Earlier this month the Pentagon said it would be shifting $3.8 billion from the military budget to pay for the wall, a central promise of President Donald Trump’s campaign for the White House four years ago and bid this year for a second term.
The decision was met with bipartisan concern from lawmakers during a congressional hearing on the budget with Defense Secretary Mark Esper and Chairman of the Joint Chiefs of Staff General Mark Milley.
"You are heading for a major brawl with this committee," Representative John Garamendi, a Democrat, said during the hearing.
The Trump administration has vowed to build at least 400 miles (640 km) of wall along the border by November 2020, when Americans will vote for president. In his 2016 campaign, Trump said Mexico would pay for the wall. The Mexican government has consistently refused to do so.
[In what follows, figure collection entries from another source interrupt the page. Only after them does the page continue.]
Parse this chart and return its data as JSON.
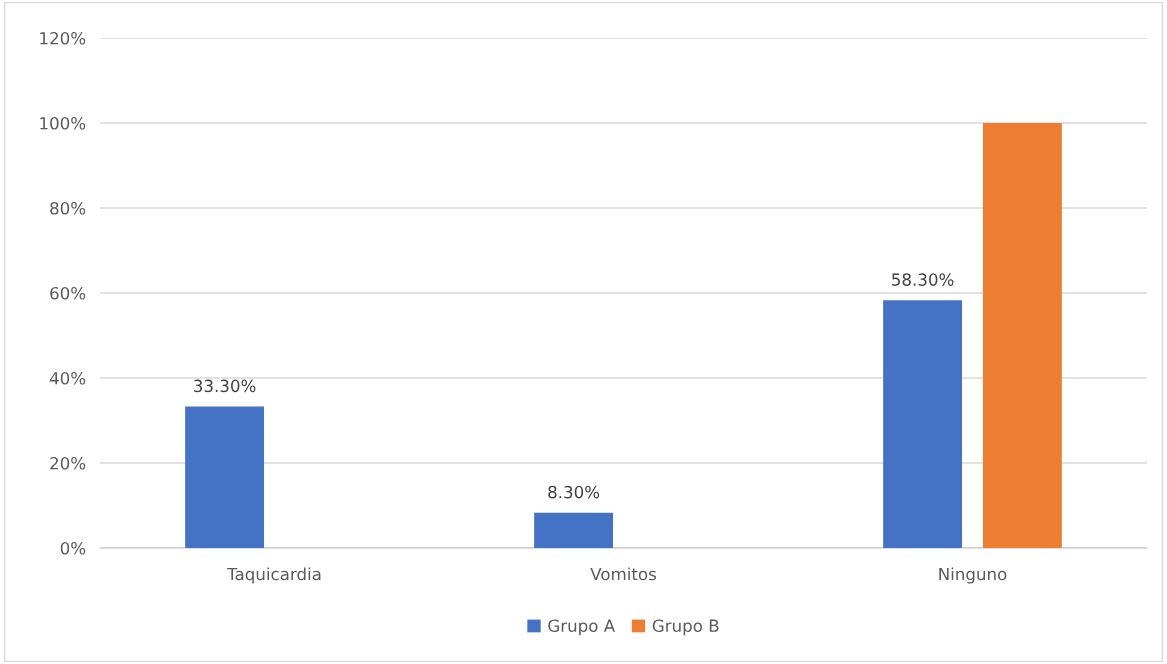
{
  "chart_data": {
    "type": "bar",
    "categories": [
      "Taquicardia",
      "Vomitos",
      "Ninguno"
    ],
    "series": [
      {
        "name": "Grupo A",
        "color": "#4472c4",
        "values": [
          33.3,
          8.3,
          58.3
        ],
        "value_labels": [
          "33.30%",
          "8.30%",
          "58.30%"
        ]
      },
      {
        "name": "Grupo B",
        "color": "#ed7d31",
        "values": [
          0,
          0,
          100
        ]
      }
    ],
    "ylim": [
      0,
      120
    ],
    "yticks": [
      {
        "value": 0,
        "label": "0%"
      },
      {
        "value": 20,
        "label": "20%"
      },
      {
        "value": 40,
        "label": "40%"
      },
      {
        "value": 60,
        "label": "60%"
      },
      {
        "value": 80,
        "label": "80%"
      },
      {
        "value": 100,
        "label": "100%"
      },
      {
        "value": 120,
        "label": "120%"
      }
    ],
    "grid": "y",
    "legend": "bottom"
  }
}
"I support walls but I am deeply concerned about where we're headed with the constitutional issue, about Congress's role in national defense and whether that is being overridden," Representative Mac Thornberry, the top Republican on the House Armed Services Committee, said during the hearing.
Congressman Adam Smith, chairman of the committee, said the decision was "very, very damaging" and undercut the Pentagon's argument that it needed resources.
Last year lawmakers expressed similar concern about the Pentagon shifting money but have done little to actually stop it.
Trump's hard-line immigration policies, particularly for immigrants who come across the southern border with Mexico, have been a signature of his political campaign and first term in the White House.
In a letter dated Tuesday, Smith and Thornberry said that they denied the Pentagon's request to shift money, underscoring the concern about using the defense budget to pay for the wall.
"The steps taken in this reprogramming put the Department at risk to lose the flexibility Congress has historically granted to effectively manage the resources provided," the letter added.